White, 36, was feeling a bit lonesome a week ago; her two sons were planning to spend the holiday with their father. And though her longtime partner, Doug White, would be there for her on Thanksgiving, she longed to be surrounded by many more people.

So she posted invitations on Craigslist, the Internet classifieds site. In part, one read:

"Maybe you are someone who is new in town and doesn't have anywhere to go. Maybe you are a small family that wouldn't be able to afford Thanksgiving dinner otherwise. Maybe you are just looking to change up your normal Thanksgiving tradition. ... We have room at our table this year."

She figured four folks, maybe five would answer. But then the replies poured in: People laid off from work. People with no family. People ashamed to bring their children to a Thanksgiving dinner at a soup kitchen.

"I thought: There's was no way I can judge who is worthy of sitting at my table.
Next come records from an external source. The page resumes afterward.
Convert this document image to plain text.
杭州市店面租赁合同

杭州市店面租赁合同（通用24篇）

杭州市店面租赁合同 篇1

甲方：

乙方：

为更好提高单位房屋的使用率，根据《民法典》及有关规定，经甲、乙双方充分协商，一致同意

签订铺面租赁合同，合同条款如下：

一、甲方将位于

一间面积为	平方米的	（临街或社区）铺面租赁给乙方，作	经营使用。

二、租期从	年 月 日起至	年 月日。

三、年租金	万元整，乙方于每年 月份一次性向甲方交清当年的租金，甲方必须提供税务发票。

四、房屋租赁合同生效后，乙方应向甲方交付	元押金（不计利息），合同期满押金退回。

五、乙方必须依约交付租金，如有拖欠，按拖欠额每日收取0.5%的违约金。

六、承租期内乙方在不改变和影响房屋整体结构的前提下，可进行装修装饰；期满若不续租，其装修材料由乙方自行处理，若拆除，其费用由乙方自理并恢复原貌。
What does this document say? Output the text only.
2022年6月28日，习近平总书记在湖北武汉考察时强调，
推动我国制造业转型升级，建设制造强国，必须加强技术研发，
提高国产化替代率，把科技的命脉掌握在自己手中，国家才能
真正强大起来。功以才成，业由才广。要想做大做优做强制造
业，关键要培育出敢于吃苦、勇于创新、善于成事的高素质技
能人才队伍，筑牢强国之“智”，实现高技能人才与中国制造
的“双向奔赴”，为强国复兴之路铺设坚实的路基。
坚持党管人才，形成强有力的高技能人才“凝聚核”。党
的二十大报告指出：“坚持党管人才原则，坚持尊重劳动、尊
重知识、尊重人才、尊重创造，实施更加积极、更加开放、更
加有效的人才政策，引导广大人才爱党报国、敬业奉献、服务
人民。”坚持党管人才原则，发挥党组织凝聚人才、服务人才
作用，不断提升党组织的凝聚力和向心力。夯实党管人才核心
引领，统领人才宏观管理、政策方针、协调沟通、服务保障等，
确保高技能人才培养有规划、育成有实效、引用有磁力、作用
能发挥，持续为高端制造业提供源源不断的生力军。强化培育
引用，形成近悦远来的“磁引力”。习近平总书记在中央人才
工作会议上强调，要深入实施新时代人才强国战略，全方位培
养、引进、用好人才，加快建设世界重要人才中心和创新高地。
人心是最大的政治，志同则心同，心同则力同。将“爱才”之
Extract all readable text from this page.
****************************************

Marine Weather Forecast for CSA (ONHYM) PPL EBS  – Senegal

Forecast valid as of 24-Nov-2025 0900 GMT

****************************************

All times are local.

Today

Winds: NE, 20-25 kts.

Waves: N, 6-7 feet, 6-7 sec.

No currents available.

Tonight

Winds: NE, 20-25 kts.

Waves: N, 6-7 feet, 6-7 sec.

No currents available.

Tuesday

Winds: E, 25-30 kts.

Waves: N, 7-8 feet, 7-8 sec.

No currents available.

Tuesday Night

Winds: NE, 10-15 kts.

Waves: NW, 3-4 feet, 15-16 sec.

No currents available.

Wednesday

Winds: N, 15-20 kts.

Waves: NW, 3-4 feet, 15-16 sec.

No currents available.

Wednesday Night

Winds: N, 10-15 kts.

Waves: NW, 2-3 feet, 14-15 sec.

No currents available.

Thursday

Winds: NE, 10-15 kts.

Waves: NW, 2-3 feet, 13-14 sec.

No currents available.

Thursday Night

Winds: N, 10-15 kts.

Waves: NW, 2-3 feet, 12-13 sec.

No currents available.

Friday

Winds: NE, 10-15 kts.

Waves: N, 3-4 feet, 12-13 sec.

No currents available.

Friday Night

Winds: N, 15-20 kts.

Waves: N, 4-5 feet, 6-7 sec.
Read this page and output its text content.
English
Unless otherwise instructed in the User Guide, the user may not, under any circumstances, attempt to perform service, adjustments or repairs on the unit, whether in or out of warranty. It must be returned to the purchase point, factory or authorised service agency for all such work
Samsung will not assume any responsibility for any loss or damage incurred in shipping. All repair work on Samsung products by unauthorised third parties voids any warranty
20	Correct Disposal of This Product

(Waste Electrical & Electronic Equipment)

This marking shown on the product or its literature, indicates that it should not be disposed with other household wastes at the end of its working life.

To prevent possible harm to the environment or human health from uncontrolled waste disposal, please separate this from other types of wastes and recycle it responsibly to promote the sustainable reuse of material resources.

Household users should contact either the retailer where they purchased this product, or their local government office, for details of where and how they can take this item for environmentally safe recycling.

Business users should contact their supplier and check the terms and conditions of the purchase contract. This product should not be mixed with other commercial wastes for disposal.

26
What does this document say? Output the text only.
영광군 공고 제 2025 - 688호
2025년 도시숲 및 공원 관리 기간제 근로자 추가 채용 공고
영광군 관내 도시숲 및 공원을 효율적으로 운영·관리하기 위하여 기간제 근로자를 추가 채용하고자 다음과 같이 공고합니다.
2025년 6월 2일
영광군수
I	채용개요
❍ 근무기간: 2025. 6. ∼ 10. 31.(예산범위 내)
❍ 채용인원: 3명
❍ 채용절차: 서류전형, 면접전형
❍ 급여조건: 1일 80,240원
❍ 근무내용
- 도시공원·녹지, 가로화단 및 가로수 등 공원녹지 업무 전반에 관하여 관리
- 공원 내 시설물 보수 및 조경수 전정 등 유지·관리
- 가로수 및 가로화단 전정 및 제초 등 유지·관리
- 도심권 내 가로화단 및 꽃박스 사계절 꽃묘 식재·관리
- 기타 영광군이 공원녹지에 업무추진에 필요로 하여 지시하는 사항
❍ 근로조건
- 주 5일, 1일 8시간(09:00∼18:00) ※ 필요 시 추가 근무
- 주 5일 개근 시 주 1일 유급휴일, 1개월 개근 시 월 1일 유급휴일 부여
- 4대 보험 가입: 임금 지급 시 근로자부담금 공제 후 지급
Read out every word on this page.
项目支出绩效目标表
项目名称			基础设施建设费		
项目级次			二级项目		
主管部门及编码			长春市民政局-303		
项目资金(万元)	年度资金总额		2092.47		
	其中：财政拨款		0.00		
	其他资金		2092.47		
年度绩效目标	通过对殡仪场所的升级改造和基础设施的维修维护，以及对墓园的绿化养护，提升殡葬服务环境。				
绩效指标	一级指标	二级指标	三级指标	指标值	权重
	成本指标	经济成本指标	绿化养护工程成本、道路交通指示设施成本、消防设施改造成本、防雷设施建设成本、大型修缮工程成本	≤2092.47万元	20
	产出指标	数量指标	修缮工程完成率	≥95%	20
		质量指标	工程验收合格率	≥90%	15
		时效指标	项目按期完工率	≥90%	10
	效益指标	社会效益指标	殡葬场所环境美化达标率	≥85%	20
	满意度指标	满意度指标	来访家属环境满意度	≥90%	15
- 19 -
I have to invite them all," White says.

In all, 32 people are expected for dinner.

When White's boss heard what she was doing, he offered to pay for the food. Then a local hotel offered to provide tables and chairs. Then a professional magician said he would like to perform for the kids.

Certainly a far cry from Thanksgiving 2007, White says. "Last year it was just us two. It was horrible."

Doug White has been busy baking turkeys, putting one in the oven as soon as another comes out.

"People need to stop being so worried about me, me, me, my bills, my life," he says. "You stop worrying, and look what happens?"